Сидр для бедняков
Шрифт:
Марта сидела на опушке леса и чертила палочкой на земле дом, забор, какие-то геометрические фигуры. «Он сказал, что я ее ненавижу. Это ложь, и все же я несу ответственность за то, что ворвалась в чужую семью. Кроту простительно, он слепой, живет под землей, повинуется только своему инстинкту, но я-то, я-то знала, что делаю. Мне хотелось, чтобы Рейнир принадлежал мне одной, мне нужны были его ласки, его внимание или то, что я считала нежностью и вниманием. Ради этого я обманывала Пауля — вот мое второе предательство, единственное, в котором я еще смею признаться. Почему в отношении маминых друзей я сохраняла лояльность и даже больше чем лояльность? Вероятно, я всегда подозревала то, что сгоряча выпалил Рейнир: они не считают меня своей. Я мучилась сомнениями и не могла смириться с этим. Расстаться с ними? Нет. Ведь это значило бы утратить чувство принадлежности к их кругу, перестать жить их мечтами о будущем. Наверное, в глубине души я всегда знала, что
Марта нарисовала на земле звезду и обвела ее концы ободком. Звезда стала походить на кристалл. Марта вздрогнула и стерла все. Неужели, если хочешь жить в этом мире, надо жертвовать своей цельностью, своей нравственной чистотой? Вокруг стена леса, точно блеклый старинный гобелен, отгородивший Марту от ярких живых красок действительности. Раздвинуть, разорвать эту преграду, слиться с вечной природой, неподвластной ни человеческим страстям, ни времени, стряхнуть с себя все нечистое и познать настоящую радость жизни!
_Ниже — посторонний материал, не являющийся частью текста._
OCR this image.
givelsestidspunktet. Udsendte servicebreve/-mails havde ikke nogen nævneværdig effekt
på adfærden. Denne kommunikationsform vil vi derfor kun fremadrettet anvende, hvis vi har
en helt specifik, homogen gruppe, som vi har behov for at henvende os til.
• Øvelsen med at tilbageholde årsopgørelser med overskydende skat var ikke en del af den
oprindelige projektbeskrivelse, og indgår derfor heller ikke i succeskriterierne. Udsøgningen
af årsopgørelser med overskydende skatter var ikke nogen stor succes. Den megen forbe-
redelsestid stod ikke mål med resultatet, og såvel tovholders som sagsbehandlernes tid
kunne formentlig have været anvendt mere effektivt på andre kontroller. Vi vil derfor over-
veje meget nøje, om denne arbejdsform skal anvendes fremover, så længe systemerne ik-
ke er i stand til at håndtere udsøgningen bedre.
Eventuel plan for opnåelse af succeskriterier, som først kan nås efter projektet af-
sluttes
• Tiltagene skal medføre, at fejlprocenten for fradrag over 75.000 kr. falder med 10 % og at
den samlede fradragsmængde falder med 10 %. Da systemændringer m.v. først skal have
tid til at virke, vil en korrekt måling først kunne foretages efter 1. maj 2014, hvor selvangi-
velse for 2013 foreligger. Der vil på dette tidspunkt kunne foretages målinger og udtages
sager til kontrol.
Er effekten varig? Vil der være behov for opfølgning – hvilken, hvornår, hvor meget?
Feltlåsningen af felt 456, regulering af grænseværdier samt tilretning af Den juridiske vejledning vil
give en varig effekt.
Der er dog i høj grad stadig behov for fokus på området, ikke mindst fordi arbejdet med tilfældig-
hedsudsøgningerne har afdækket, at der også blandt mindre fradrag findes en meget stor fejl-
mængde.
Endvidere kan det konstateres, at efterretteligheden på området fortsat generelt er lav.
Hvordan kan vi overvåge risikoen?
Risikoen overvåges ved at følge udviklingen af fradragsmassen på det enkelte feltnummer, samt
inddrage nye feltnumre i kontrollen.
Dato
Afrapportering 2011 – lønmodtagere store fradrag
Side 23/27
Рейнир издали увидел юбку Марты — светлое пятно на фоне темного леса, но не сделал ни шагу в ее сторону. Не пожелал пойти ей навстречу. Пока еще нет. Марта стала для него козлом отпущения, на ней он выместил чувство бессилия перед Софи. В его глазах Марта воплощала те идеалы, которые раньше были его собственными, — вот почему он так безжалостно на нее ополчился. В сущности, он ополчился на самого себя, каким был в годы войны и оккупации, когда вместе с товарищами участвовал в Сопротивлении, и позже — в сорок пятом, в сорок шестом. Именно поэтому беседа с Фоллером побудила его, вопреки собственному желанию, все же искать контактов с Мартой, еще раз встретиться с прошлым. Он ополчился на то самое, что было основой его уважения к самому себе, и в то же время втайне надеялся получить от Марты доказательство, что его былые идеалы и поныне неколебимы в своей жизненной правдивости и силе.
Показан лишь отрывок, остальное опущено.